I did research and create a curriculum for Middle School Medieval Studies so I just might be familiar with the subject of early Middle Ages preservation of Classical learning and how it influenced the Carolingian Renaissance as well as the later foundation of Universities.

bravo1102 at 5:01AM, Nov. 26, 2024

Canticle for Liebowitz was in part based on how Monastic culture preserved the works of Classical Civilization after the fall of Rome during the Early Middle Ages. One famous work on this is How the Irish Saved Civilization by Thomas Cahill.
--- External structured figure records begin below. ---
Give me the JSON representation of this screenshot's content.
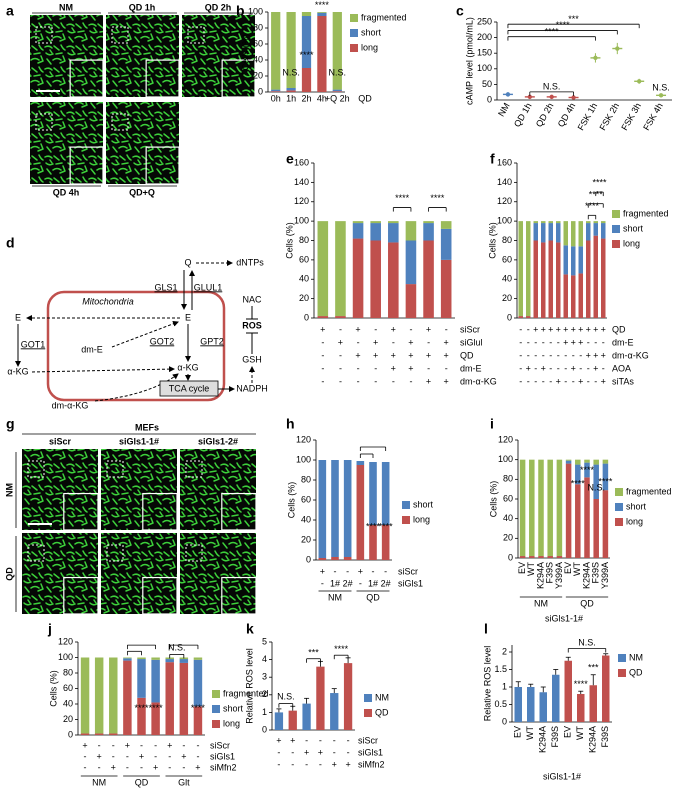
{
  "panel_labels": [
    "a",
    "b",
    "c",
    "d",
    "e",
    "f",
    "g",
    "h",
    "i",
    "j",
    "k",
    "l"
  ],
  "figure_a": {
    "images": [
      "NM",
      "QD 1h",
      "QD 2h",
      "QD 4h",
      "QD+Q"
    ]
  },
  "diagram_d": {
    "nodes": [
      "Q",
      "dNTPs",
      "GLS1",
      "GLUL1",
      "Mitochondria",
      "E",
      "E",
      "GOT1",
      "dm-E",
      "α-KG",
      "α-KG",
      "GOT2",
      "GPT2",
      "dm-α-KG",
      "TCA cycle",
      "NADPH",
      "GSH",
      "ROS",
      "NAC"
    ]
  },
  "figure_g": {
    "header": "MEFs",
    "columns": [
      "siScr",
      "siGls1-1#",
      "siGls1-2#"
    ],
    "rows": [
      "NM",
      "QD"
    ]
  },
  "chart_data": [
    {
      "type": "stacked_bar",
      "ylabel": "Cells (%)",
      "xlabel": "QD",
      "categories": [
        "0h",
        "1h",
        "2h",
        "4h",
        "+Q 2h"
      ],
      "ylim": [
        0,
        100
      ],
      "yticks": [
        0,
        20,
        40,
        60,
        80,
        100
      ],
      "series": [
        {
          "name": "fragmented",
          "color": "#9bbb59",
          "values": [
            97,
            95,
            5,
            1,
            97
          ]
        },
        {
          "name": "short",
          "color": "#4f81bd",
          "values": [
            2,
            3,
            65,
            4,
            2
          ]
        },
        {
          "name": "long",
          "color": "#c0504d",
          "values": [
            1,
            2,
            30,
            95,
            1
          ]
        }
      ],
      "annotations": [
        "N.S.",
        "****",
        "****",
        "N.S."
      ]
    },
    {
      "type": "dot",
      "ylabel": "cAMP level (pmol/mL)",
      "categories": [
        "NM",
        "QD 1h",
        "QD 2h",
        "QD 4h",
        "FSK 1h",
        "FSK 2h",
        "FSK 3h",
        "FSK 4h"
      ],
      "values": [
        18,
        10,
        10,
        8,
        135,
        165,
        60,
        15
      ],
      "errors": [
        3,
        2,
        2,
        2,
        15,
        18,
        8,
        3
      ],
      "colors": [
        "#4f81bd",
        "#c0504d",
        "#c0504d",
        "#c0504d",
        "#9bbb59",
        "#9bbb59",
        "#9bbb59",
        "#9bbb59"
      ],
      "ylim": [
        0,
        250
      ],
      "yticks": [
        0,
        50,
        100,
        150,
        200,
        250
      ],
      "annotations": [
        "***",
        "****",
        "****",
        "N.S.",
        "N.S."
      ]
    },
    {
      "type": "stacked_bar",
      "ylabel": "Cells (%)",
      "ylim": [
        0,
        160
      ],
      "yticks": [
        0,
        20,
        40,
        60,
        80,
        100,
        120,
        140,
        160
      ],
      "series": [
        {
          "name": "fragmented",
          "color": "#9bbb59",
          "values": [
            98,
            98,
            2,
            2,
            2,
            20,
            2,
            8
          ]
        },
        {
          "name": "short",
          "color": "#4f81bd",
          "values": [
            0,
            0,
            16,
            18,
            20,
            45,
            18,
            32
          ]
        },
        {
          "name": "long",
          "color": "#c0504d",
          "values": [
            2,
            2,
            82,
            80,
            78,
            35,
            80,
            60
          ]
        }
      ],
      "conditions": [
        {
          "name": "siScr",
          "values": [
            "+",
            "-",
            "+",
            "-",
            "+",
            "-",
            "+",
            "-"
          ]
        },
        {
          "name": "siGlul",
          "values": [
            "-",
            "+",
            "-",
            "+",
            "-",
            "+",
            "-",
            "+"
          ]
        },
        {
          "name": "QD",
          "values": [
            "-",
            "-",
            "+",
            "+",
            "+",
            "+",
            "+",
            "+"
          ]
        },
        {
          "name": "dm-E",
          "values": [
            "-",
            "-",
            "-",
            "-",
            "+",
            "+",
            "-",
            "-"
          ]
        },
        {
          "name": "dm-α-KG",
          "values": [
            "-",
            "-",
            "-",
            "-",
            "-",
            "-",
            "+",
            "+"
          ]
        }
      ],
      "annotations": [
        "****",
        "****"
      ]
    },
    {
      "type": "stacked_bar",
      "ylabel": "Cells (%)",
      "ylim": [
        0,
        160
      ],
      "yticks": [
        0,
        20,
        40,
        60,
        80,
        100,
        120,
        140,
        160
      ],
      "series": [
        {
          "name": "fragmented",
          "color": "#9bbb59",
          "values": [
            98,
            98,
            2,
            2,
            2,
            2,
            25,
            26,
            26,
            2,
            2,
            2
          ]
        },
        {
          "name": "short",
          "color": "#4f81bd",
          "values": [
            0,
            0,
            18,
            20,
            18,
            20,
            30,
            30,
            28,
            18,
            13,
            16
          ]
        },
        {
          "name": "long",
          "color": "#c0504d",
          "values": [
            2,
            2,
            80,
            78,
            80,
            78,
            45,
            44,
            46,
            80,
            85,
            82
          ]
        }
      ],
      "conditions": [
        {
          "name": "QD",
          "values": [
            "-",
            "-",
            "+",
            "+",
            "+",
            "+",
            "+",
            "+",
            "+",
            "+",
            "+",
            "+"
          ]
        },
        {
          "name": "dm-E",
          "values": [
            "-",
            "-",
            "-",
            "-",
            "-",
            "-",
            "+",
            "+",
            "+",
            "-",
            "-",
            "-"
          ]
        },
        {
          "name": "dm-α-KG",
          "values": [
            "-",
            "-",
            "-",
            "-",
            "-",
            "-",
            "-",
            "-",
            "-",
            "+",
            "+",
            "+"
          ]
        },
        {
          "name": "AOA",
          "values": [
            "-",
            "+",
            "-",
            "+",
            "-",
            "-",
            "-",
            "+",
            "-",
            "-",
            "+",
            "-"
          ]
        },
        {
          "name": "siTAs",
          "values": [
            "-",
            "-",
            "-",
            "-",
            "-",
            "+",
            "-",
            "-",
            "+",
            "-",
            "-",
            "+"
          ]
        }
      ],
      "annotations": [
        "****",
        "****",
        "****"
      ]
    },
    {
      "type": "stacked_bar",
      "ylabel": "Cells (%)",
      "ylim": [
        0,
        120
      ],
      "yticks": [
        0,
        20,
        40,
        60,
        80,
        100,
        120
      ],
      "series": [
        {
          "name": "short",
          "color": "#4f81bd",
          "values": [
            98,
            97,
            97,
            4,
            63,
            63
          ]
        },
        {
          "name": "long",
          "color": "#c0504d",
          "values": [
            2,
            3,
            3,
            95,
            35,
            35
          ]
        }
      ],
      "conditions": [
        {
          "name": "siScr",
          "values": [
            "+",
            "-",
            "-",
            "+",
            "-",
            "-"
          ]
        },
        {
          "name": "siGls1",
          "values": [
            "-",
            "1#",
            "2#",
            "-",
            "1#",
            "2#"
          ]
        }
      ],
      "groups": [
        "NM",
        "QD"
      ],
      "annotations": [
        "****",
        "****"
      ]
    },
    {
      "type": "stacked_bar",
      "ylabel": "Cells (%)",
      "xlabel": "siGls1-1#",
      "categories": [
        "EV",
        "WT",
        "K294A",
        "F39S",
        "Y399A",
        "EV",
        "WT",
        "K294A",
        "F39S",
        "Y399A"
      ],
      "ylim": [
        0,
        120
      ],
      "yticks": [
        0,
        20,
        40,
        60,
        80,
        100,
        120
      ],
      "series": [
        {
          "name": "fragmented",
          "color": "#9bbb59",
          "values": [
            98,
            98,
            98,
            98,
            98,
            1,
            5,
            3,
            5,
            4
          ]
        },
        {
          "name": "short",
          "color": "#4f81bd",
          "values": [
            0,
            0,
            0,
            0,
            0,
            3,
            20,
            15,
            35,
            27
          ]
        },
        {
          "name": "long",
          "color": "#c0504d",
          "values": [
            2,
            2,
            2,
            2,
            2,
            96,
            75,
            82,
            60,
            69
          ]
        }
      ],
      "groups": [
        "NM",
        "QD"
      ],
      "annotations": [
        "****",
        "****",
        "N.S.",
        "****"
      ]
    },
    {
      "type": "stacked_bar",
      "ylabel": "Cells (%)",
      "ylim": [
        0,
        120
      ],
      "yticks": [
        0,
        20,
        40,
        60,
        80,
        100,
        120
      ],
      "series": [
        {
          "name": "fragmented",
          "color": "#9bbb59",
          "values": [
            98,
            98,
            98,
            1,
            2,
            3,
            2,
            2,
            3
          ]
        },
        {
          "name": "short",
          "color": "#4f81bd",
          "values": [
            0,
            0,
            0,
            3,
            50,
            55,
            4,
            5,
            60
          ]
        },
        {
          "name": "long",
          "color": "#c0504d",
          "values": [
            2,
            2,
            2,
            96,
            48,
            42,
            94,
            93,
            37
          ]
        }
      ],
      "conditions": [
        {
          "name": "siScr",
          "values": [
            "+",
            "-",
            "-",
            "+",
            "-",
            "-",
            "+",
            "-",
            "-"
          ]
        },
        {
          "name": "siGls1",
          "values": [
            "-",
            "+",
            "-",
            "-",
            "+",
            "-",
            "-",
            "+",
            "-"
          ]
        },
        {
          "name": "siMfn2",
          "values": [
            "-",
            "-",
            "+",
            "-",
            "-",
            "+",
            "-",
            "-",
            "+"
          ]
        }
      ],
      "groups": [
        "NM",
        "QD",
        "Glt"
      ],
      "annotations": [
        "****",
        "****",
        "N.S.",
        "****"
      ]
    },
    {
      "type": "grouped_bar",
      "ylabel": "Relative ROS level",
      "ylim": [
        0,
        5
      ],
      "yticks": [
        0,
        1,
        2,
        3,
        4,
        5
      ],
      "series": [
        {
          "name": "NM",
          "color": "#4f81bd",
          "values": [
            1.0,
            1.5,
            2.1
          ],
          "errors": [
            0.2,
            0.3,
            0.25
          ]
        },
        {
          "name": "QD",
          "color": "#c0504d",
          "values": [
            1.1,
            3.6,
            3.8
          ],
          "errors": [
            0.25,
            0.3,
            0.3
          ]
        }
      ],
      "conditions": [
        {
          "name": "siScr",
          "values": [
            "+",
            "+",
            "-",
            "-",
            "-",
            "-"
          ]
        },
        {
          "name": "siGls1",
          "values": [
            "-",
            "-",
            "+",
            "+",
            "-",
            "-"
          ]
        },
        {
          "name": "siMfn2",
          "values": [
            "-",
            "-",
            "-",
            "-",
            "+",
            "+"
          ]
        }
      ],
      "annotations": [
        "N.S.",
        "***",
        "****"
      ]
    },
    {
      "type": "bar",
      "ylabel": "Relative ROS level",
      "xlabel": "siGls1-1#",
      "categories": [
        "EV",
        "WT",
        "K294A",
        "F39S",
        "EV",
        "WT",
        "K294A",
        "F39S"
      ],
      "ylim": [
        0,
        2.2
      ],
      "yticks": [
        0,
        0.5,
        1,
        1.5,
        2
      ],
      "series": [
        {
          "name": "NM",
          "color": "#4f81bd",
          "values": [
            1.0,
            1.0,
            0.85,
            1.35,
            null,
            null,
            null,
            null
          ],
          "errors": [
            0.15,
            0.08,
            0.15,
            0.15,
            null,
            null,
            null,
            null
          ]
        },
        {
          "name": "QD",
          "color": "#c0504d",
          "values": [
            null,
            null,
            null,
            null,
            1.75,
            0.8,
            1.05,
            1.9
          ],
          "errors": [
            null,
            null,
            null,
            null,
            0.1,
            0.08,
            0.3,
            0.05
          ]
        }
      ],
      "annotations": [
        "****",
        "***",
        "N.S."
      ]
    }
  ]
}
bravo1102 at 4:56AM, Nov. 26, 2024

About the Bronze Age Collapse one good work is 1177 BC :The Year Civilization Collapsed by Eric H.Cline. He just released a follow-up continuing the story in After 1177 BC. The Fall of Civilizations podcast did an episode on it with a lot of it based on Cline's book. I visited Santorini when I was in the Eastern Mediterranean a few years back. The Thera theory of Atlantis has been pretty well debunked as there was a much more recent submergance event for Plato to use as opposed to one dimly remembered from over five centuries before. World of Antiquity YouTube channel has a good recent video on it by historian David Miano. Collapse by Jared Diamond is a good general work on how societies unravel that Cline based some of his book on as well as debunks.

Ozoneocean at 4:29AM, Nov. 26, 2024

Yeah, we chatted somewhat about the fall of the bronze age in the cast, or at last the fall of the Minoan empire and how that gave rise to the Mycenaeans.

Ozoneocean at 4:28AM, Nov. 26, 2024

Ah, the fist of the North Star was a crazy anime 😅 very Mad Max haha!

marcorossi at 3:08AM, Nov. 26, 2024

In addition to the fall of the Roman empire, there was also a similar event in the broinze age, the Late Bronze Age Collapse ( https://en.wikipedia.org/wiki/Late_Bronze_Age_collapse ). Some people believe that the legend of Atlantis is actually a distant memory of the explosion of the Thera volcano, an event that happened more or less in the same period and at least contributed to the collapse. In terms of Mad Max descendants, when I was a teen (early teens) Fist of the North Star was all the rage in Italy (well in my age bracket at least), and that show (wuxia + Mad Max, basically) was constantly re-run on low budget TV channels for ages. It also influenced a lot of later products, most evidently JoJo but also many citations in a whole generation of mangakas/anime authors. It was a very "macho" product.